Added to the difficulties of the disease itself are external conditions, such as the economic problem generated by a diagnosis of this type – a study by the Pasqual Maragall Foundation in 2019 estimated the average cost of almost 25,000 euros per patient – ??and the bias of gender. According to ACE, Alzheimer Center Barcelona, ??67% of caregivers are women. And the numbers Kiper cites in her book, limited to the United States, are not very different. “The weight of social expectation falls on women,” the author emphasizes. “Not only are they more likely to be the caregivers, they have to deal with those expectations and feel guilty if they don’t meet them. They often feel that they are failing as feminists and as daughters or wives, because they believe they are not doing enough.”

At one point, however, he had to start an all-male support group because he found that they had fewer people to talk to. “In older generations, they don’t have that emotional support, and they often approach the problem as if they can solve it, and that also frustrates them, they measure value as husbands, as children based on how much and how they can solve it.”

The guilt he alluded to is the most transversal feeling, common to all caregivers of all ages, backgrounds, cultures and religions – although, practicing in a place as diverse as New York, Kiper has observed cultural particularities in his caregivers, such as the tendency of Latin women to self-denial and try to preserve a certain family honor by not talking about painful issues. “In my support groups we talk a lot about guilt. She is always there and it is like she is a toxic friend who tells you that you do everything wrong. We must learn to moderate it and ensure that it does not completely paralyze us.”
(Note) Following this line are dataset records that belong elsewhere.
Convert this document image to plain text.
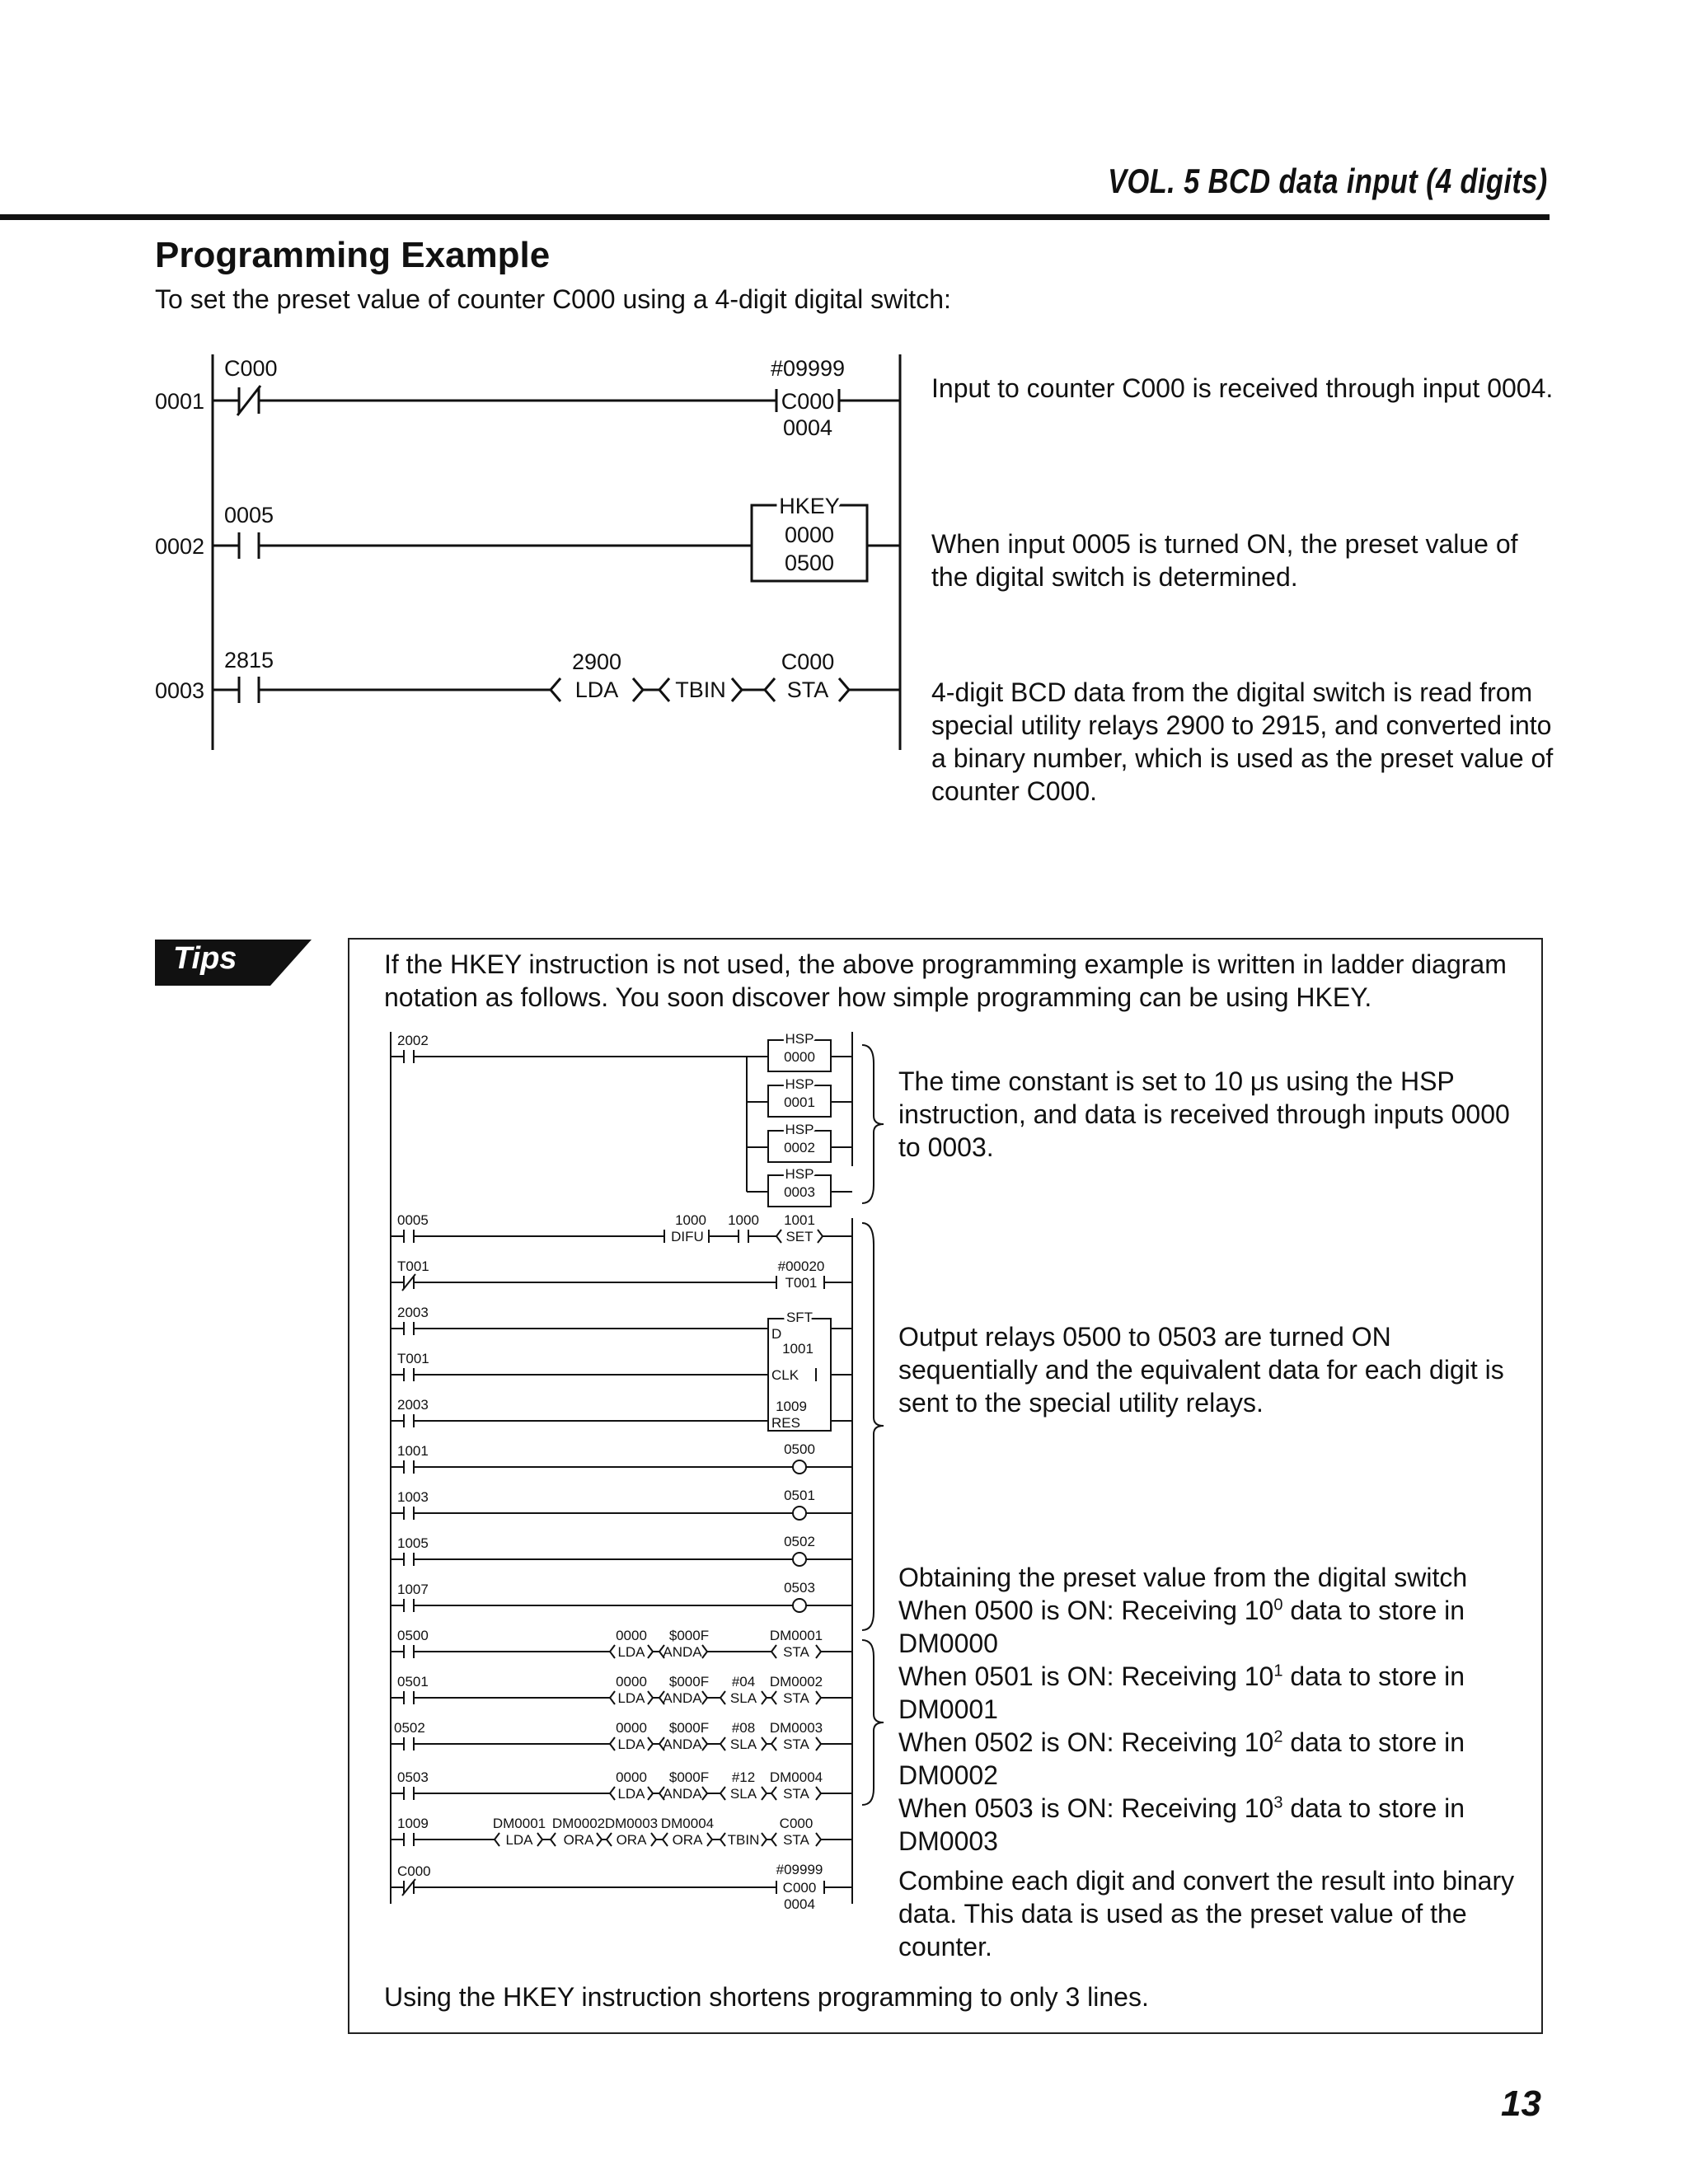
VOL. 5 BCD data input (4 digits)
Programming Example
To set the preset value of counter C000 using a 4-digit digital switch:
0001
C000	#09999
C000
0004
0002
0005	HKEY
0000
0500
0003
2815	2900
LDA	TBIN
C000
STA
Input to counter C000 is received through input 0004.
When input 0005 is turned ON, the preset value of the digital switch is determined.
4-digit BCD data from the digital switch is read from special utility relays 2900 to 2915, and converted into a binary number, which is used as the preset value of counter C000.
Tips	If the HKEY instruction is not used, the above programming example is written in ladder diagram notation as follows. You soon discover how simple programming can be using HKEY.
2002	HSP
0000
HSP
0001
HSP
0002
HSP
0003
0005	1000
DIFU
1000 1001
SET
T001	#00020
T001
2003	SFT
D
1001
T001
CLK
2003	1009
RES
1001	0500
1003	0501
1005	0502
1007	0503
0500	0000
LDA
$000F
ANDA
DM0001
STA
0501	0000
LDA
$000F
ANDA
#04
SLA
DM0002
STA
0502	0000
LDA
$000F
ANDA
#08
SLA
DM0003
STA
0503	0000
LDA
$000F
ANDA
#12
SLA
DM0004
STA
1009	DM0001
LDA
DM0002
ORA
DM0003
ORA
DM0004
ORA TBIN
C000
STA
C000	#09999
C000
0004
The time constant is set to 10 μs using the HSP instruction, and data is received through inputs 0000 to 0003.
Output relays 0500 to 0503 are turned ON sequentially and the equivalent data for each digit is sent to the special utility relays.
Obtaining the preset value from the digital switch
When 0500 is ON: Receiving $10^0$ data to store in DM0000
When 0501 is ON: Receiving $10^1$ data to store in DM0001
When 0502 is ON: Receiving $10^2$ data to store in DM0002
When 0503 is ON: Receiving $10^3$ data to store in DM0003
Combine each digit and convert the result into binary data. This data is used as the preset value of the counter.
Using the HKEY instruction shortens programming to only 3 lines.
13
Empathy is another concept that usually comes up when talking about care, and the clinical psychologist prefers to limit it. “We always see empathy as a wonderful thing, but empathy per se does not make us behave more compassionately. When our brain empathizes with another, it is asking: what would you like. But that is problematic with dementia, because what you wanted as a human being does not correspond to the disease. I think that caring for someone with Alzheimer’s requires more compassion than empathy,” observes Kiper.

A fact that may not be so surprising to those who have cared for people suffering from degenerative diseases is that, when everything ends, in addition to a huge void, caregivers are left with two feelings: they would do it again, but they would change how they did it. “At first that surprised me, I didn’t know if it was self-deception, but I think it’s because our brains are enormously adaptive. Part of that comes from having provided comfort to a loved one, but it also happens that the brain is good at reframing things, making sense of them. Once the experience is over we can look at it with greater tenderness and remember the wonderful moments. Caring leads to a lot of intimacy. Maybe a father was a very proud and self-sufficient person, but during that stage he allowed you to clean him up. Those moments end up full of meaning.”

What about people who exclude themselves from care? Do they always do so motivated by a selfish impulse, hoping that someone else will take charge? “Not everyone can care, and I don’t think it’s right that the family is always expected to do so. Just as there are people who are not made to be fathers or mothers, there are people who should not care and that does not make them worse. Being a caregiver requires many qualities and not everyone can do it, it is like devaluing this very difficult job. I have heard many women say that they were about to divorce their husbands when they fell ill and were forced to take care of them. They shouldn’t be doing it, even though I know it’s not realistic. I wish society would allow it.”